In traditional New Orleans style, Tech-2-Talent will include music by a local DJ, food, tech swag bags and prizes. Participants include DXC Technology, Tulane University School of Professional Advancement - Digital Design, Game Art & Animation, the U.S. Army, Operation Spark, National Integrated Cyber Education Research Center (NICERC), Diabetes Management & Supplies, Urban League of Louisiana, Tech Talent South, Zephyr Drones, NOLA Code, New Horizons Computer Learning Center, PR Solutions and My College Fit. Other participants include Electric Girls and Louisiana College.

The 2020 theme is, Inspiring the Next Generation of Tech Leaders. The event is open to youth with no tech skills or formal education, as well as those who are video game, smartphone, and social media savvy.
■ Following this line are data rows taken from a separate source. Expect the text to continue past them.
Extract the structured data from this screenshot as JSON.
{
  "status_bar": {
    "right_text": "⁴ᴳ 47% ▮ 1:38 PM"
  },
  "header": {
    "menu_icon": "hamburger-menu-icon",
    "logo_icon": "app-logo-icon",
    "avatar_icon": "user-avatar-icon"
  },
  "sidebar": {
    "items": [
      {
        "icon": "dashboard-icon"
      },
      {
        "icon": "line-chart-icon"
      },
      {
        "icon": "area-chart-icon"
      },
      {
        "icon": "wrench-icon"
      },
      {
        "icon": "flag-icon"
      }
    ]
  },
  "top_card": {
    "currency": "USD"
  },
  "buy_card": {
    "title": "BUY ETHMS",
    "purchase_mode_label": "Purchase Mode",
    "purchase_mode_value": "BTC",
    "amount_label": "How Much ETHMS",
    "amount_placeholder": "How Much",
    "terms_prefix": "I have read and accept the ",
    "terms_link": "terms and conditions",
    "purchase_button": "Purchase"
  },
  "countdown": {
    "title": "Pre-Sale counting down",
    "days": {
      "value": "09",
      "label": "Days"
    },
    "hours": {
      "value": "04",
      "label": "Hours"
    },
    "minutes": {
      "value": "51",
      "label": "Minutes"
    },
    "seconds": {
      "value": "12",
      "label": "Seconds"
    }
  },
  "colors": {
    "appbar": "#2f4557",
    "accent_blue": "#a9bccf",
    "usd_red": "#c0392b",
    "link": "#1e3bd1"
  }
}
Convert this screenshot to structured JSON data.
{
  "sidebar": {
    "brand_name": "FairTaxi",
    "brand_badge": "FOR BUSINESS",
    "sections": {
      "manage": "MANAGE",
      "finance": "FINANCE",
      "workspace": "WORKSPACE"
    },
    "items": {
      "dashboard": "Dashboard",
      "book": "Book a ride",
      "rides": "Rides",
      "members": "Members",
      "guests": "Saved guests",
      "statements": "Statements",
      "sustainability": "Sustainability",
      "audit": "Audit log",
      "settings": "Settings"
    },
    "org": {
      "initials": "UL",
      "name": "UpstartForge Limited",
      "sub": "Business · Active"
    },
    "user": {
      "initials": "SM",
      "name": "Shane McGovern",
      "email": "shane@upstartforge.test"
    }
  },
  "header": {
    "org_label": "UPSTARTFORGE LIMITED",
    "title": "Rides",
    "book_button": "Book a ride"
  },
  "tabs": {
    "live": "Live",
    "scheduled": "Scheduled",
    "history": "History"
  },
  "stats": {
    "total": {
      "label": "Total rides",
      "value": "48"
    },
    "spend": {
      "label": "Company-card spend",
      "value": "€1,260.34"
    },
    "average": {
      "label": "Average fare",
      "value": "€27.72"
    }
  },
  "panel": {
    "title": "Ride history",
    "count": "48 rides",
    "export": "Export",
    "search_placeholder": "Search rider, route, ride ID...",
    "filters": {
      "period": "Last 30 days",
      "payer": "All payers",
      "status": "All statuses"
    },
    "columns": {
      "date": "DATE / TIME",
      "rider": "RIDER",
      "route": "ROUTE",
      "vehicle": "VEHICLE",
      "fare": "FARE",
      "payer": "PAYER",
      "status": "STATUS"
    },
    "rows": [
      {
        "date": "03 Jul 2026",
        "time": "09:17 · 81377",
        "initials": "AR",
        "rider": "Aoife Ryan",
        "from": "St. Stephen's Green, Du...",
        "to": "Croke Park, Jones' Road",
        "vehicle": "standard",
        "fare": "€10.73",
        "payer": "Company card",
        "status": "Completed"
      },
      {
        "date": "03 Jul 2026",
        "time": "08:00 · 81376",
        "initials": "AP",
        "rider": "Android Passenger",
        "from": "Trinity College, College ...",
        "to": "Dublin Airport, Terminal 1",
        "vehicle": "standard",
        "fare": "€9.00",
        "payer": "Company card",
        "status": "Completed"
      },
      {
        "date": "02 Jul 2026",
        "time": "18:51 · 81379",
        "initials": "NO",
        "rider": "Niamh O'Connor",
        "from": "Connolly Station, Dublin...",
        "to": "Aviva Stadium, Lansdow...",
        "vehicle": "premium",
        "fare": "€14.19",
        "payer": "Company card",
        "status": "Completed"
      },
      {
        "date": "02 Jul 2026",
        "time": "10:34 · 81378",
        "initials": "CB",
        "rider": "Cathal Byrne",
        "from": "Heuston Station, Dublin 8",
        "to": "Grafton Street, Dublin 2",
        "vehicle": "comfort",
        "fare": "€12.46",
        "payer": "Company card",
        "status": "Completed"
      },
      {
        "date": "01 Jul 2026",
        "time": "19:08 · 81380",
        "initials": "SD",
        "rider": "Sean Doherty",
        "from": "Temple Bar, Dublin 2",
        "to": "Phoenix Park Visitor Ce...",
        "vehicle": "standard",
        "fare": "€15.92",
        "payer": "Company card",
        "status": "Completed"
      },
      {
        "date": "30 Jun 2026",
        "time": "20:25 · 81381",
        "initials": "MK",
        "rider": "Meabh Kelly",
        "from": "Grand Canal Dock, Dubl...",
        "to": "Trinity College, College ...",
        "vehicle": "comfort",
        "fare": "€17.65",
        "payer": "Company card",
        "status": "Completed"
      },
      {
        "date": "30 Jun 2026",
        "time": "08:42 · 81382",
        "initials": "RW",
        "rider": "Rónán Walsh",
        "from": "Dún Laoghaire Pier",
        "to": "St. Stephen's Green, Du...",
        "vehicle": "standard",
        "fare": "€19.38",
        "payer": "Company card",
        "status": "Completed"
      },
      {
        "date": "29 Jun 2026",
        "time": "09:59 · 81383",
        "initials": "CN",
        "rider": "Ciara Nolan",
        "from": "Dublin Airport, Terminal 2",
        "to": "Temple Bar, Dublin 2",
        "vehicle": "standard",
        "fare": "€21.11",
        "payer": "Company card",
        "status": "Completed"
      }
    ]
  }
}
Gaming competitions, virtual reality and drone demonstrations will take place throughout the day. Tech training and college preparation workshops will be offered. Parents can participate in all activities, attend panel discussions, and be guests at the Inspiring our Youth Speakers Forum. The forum will feature recent graduate of Southeastern Louisiana University, Cedric Dent Jr., author of "Searching for Purpose and Understanding: Fulfilling Your Purpose in Life."

Other speakers include: Jayed Stokes, Scrum Master, DXC Technology; Eddie Smith Jr., Software Engineer, GE Aviation; Dominque Riley, Senior Technical Product Manager, Baker Hughes; Anastasia Aubrey, Senior Scrum Master, DXC Technology; and Pamela Calonje, Career Consultant, New Horizons Computer Learning Center. New Horizons will also provide first-hand information about the Louisiana Workforce Commission Youth Grant, which provides young adults between the ages of 18-24 who are currently not in school, an opportunity to receive funds to cover the cost of IT training and certification programs.

To attend, register at or access the event on Eventbrite.

Ticket prices are $35. To receive a $15 discount, purchase tickets online using code T2TXmas19. Schools and nonprofits can receive two complimentary tickets if registered by March 1.

For more information, email Michelle Jackson at

About LifeSkills Foundation

LifeSkills Foundation is a 501(c)(3) nonprofit organization that provides mentoring to youth and aspiring youth entrepreneurs. The Foundation connects young leaders to experienced business and academic professionals via virtual and face-to-face platforms designed specifically to ensure delivery of guidance, training, and financial support. The Foundation's mission is to help youth business leaders build viable ventures and use their business know-how, leadership skills, and self-confidence to invest in their communities, create jobs, and prepare for the future workforce. LifeSkills is a principal supporter of the i.Invest National Youth Business Competition.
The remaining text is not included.